Rai receives grant to study the effect of large patent portfolios on competition, pricing, standardization, and innovation
The project focuses on a group of expensive biologics that represent an outsized percentage of U.S. biopharmaceutical spending.
Arti K. Rai, the Elvin R. Latty Distinguished Professor of Law and faculty co-director of the Center for Innovation Policy at Duke Law, has received a $300,000, one-year grant from Arnold Ventures to study the effect of large patent portfolios held by branded biopharmaceutical firms on competition, pricing, standardization, and innovation. The focus of the project is a particularly expensive group of therapeutic interventions known as large-molecule biologics. These biologics constitute only about 2% of prescriptions in the U.S. but represent almost 50% of U.S. biopharmaceutical spending.

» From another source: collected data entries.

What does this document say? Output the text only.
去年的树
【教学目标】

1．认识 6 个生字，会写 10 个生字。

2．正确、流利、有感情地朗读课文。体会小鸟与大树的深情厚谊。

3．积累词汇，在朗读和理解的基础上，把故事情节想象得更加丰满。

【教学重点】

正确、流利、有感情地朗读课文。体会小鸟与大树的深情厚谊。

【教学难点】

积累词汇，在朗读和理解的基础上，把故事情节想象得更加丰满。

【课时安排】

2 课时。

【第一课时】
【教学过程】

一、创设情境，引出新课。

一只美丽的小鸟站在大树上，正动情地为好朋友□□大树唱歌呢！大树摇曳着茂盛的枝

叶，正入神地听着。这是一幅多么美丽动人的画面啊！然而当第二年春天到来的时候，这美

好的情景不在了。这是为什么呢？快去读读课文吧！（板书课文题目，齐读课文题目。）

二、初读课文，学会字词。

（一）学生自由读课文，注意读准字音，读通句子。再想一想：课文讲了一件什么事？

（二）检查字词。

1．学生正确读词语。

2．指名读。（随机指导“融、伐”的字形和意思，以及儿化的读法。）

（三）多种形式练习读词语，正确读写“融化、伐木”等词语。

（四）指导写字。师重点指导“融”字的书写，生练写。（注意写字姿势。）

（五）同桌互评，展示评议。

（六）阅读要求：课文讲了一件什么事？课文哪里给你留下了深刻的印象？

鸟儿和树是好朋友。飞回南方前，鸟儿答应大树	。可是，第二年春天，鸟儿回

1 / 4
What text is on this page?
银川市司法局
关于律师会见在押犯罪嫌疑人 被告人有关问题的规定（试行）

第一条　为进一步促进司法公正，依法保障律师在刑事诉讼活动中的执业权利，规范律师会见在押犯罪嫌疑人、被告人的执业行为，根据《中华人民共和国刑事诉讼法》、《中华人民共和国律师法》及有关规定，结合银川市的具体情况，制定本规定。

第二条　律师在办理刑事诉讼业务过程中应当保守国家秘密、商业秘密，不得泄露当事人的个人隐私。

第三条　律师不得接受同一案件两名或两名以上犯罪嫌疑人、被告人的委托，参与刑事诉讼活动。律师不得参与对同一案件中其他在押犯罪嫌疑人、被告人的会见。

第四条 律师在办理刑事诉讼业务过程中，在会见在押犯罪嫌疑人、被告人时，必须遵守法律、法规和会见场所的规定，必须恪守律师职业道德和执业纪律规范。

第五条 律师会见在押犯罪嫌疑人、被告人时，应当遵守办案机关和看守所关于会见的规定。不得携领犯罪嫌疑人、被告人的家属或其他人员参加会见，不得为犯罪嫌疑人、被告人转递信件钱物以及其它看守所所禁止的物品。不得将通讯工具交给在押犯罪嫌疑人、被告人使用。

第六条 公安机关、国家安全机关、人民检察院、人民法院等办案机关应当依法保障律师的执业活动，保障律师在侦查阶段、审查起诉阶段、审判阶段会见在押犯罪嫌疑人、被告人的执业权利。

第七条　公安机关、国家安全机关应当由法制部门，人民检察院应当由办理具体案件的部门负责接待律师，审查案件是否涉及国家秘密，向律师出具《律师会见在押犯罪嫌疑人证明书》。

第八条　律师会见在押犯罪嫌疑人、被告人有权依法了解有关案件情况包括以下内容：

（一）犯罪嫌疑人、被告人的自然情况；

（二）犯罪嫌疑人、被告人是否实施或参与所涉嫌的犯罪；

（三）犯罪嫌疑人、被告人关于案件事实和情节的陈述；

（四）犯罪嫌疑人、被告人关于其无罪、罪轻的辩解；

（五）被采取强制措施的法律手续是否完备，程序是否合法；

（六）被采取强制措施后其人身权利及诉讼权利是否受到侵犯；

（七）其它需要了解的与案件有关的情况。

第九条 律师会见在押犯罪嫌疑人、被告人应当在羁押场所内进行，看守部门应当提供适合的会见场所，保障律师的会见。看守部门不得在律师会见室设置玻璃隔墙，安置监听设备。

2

One particularly challenging component of the patent portfolios held by branded biologics firms involves patents on manufacturing processes. For potential competitors, the number of manufacturing process patents is difficult to determine, as is their validity. Patenting can also hamper efforts to foster beneficial standardization. At the same time, drastic moves to cut these portfolios, sometimes known as “thickets,” may be inadvisable. Improvements in manufacturing processes are necessary, and patents can provide such incentives.
The project aims to assess the number of manufacturing process patents held by biologics firms with the largest revenues; determine whether these patents have indicia associated with strategic filing and potential invalidity; assess patent characteristics that can be used to predict assertion in litigation against biosimilars; and formulate policy proposals that ensure timely entry by biosimilars and foster standardization while maintaining appropriate incentives for improvement of manufacturing technologies.
Rai’s research has previously been funded by Arnold Ventures, as well as the National Institutes of Health, the National Science Foundation, the Kauffman Foundation, the Greenwall Foundation, and the Woodrow Wilson Center.
An internationally recognized expert in intellectual property law, innovation policy, administrative law, and health law, Rai served as senior advisor on innovation law and policy issues to the Department of Commerce’s Office of General Counsel in 2021 and regularly advises other federal and state agencies as well as Congress on these issues. From 2009 to 2010, she headed the Office of Policy and International Affairs at the U.S. Patent and Trademark Office.
Rai will be assisted in her work by Dr. Osmat Azzam Jefferson, a new Senior Fellow at the Center for Innovation Policy. Azzam Jefferson holds a Ph.D. from Cornell University in plant virology and biochemistry as well as two master’s degrees in science and international law from the American University of Beirut and the Australian National University, respectively.
In her previous role as a science and technology professor at Queensland University of Technology, Australia, and a director a of product for the Lens project, Azzam Jefferson consulted with over fifty patent offices to better understand changes in the offices’ patentability requirements for genetic information in patents. She also co-founded the Innovation Information Initiative with economists and data scientists from the Massachusetts Institute of Technology, the University of California Berkeley, and Columbia University. She has presented her research findings at numerous international conferences and business forums, and her key research contributions have been published in highly-ranked peer reviewed journals.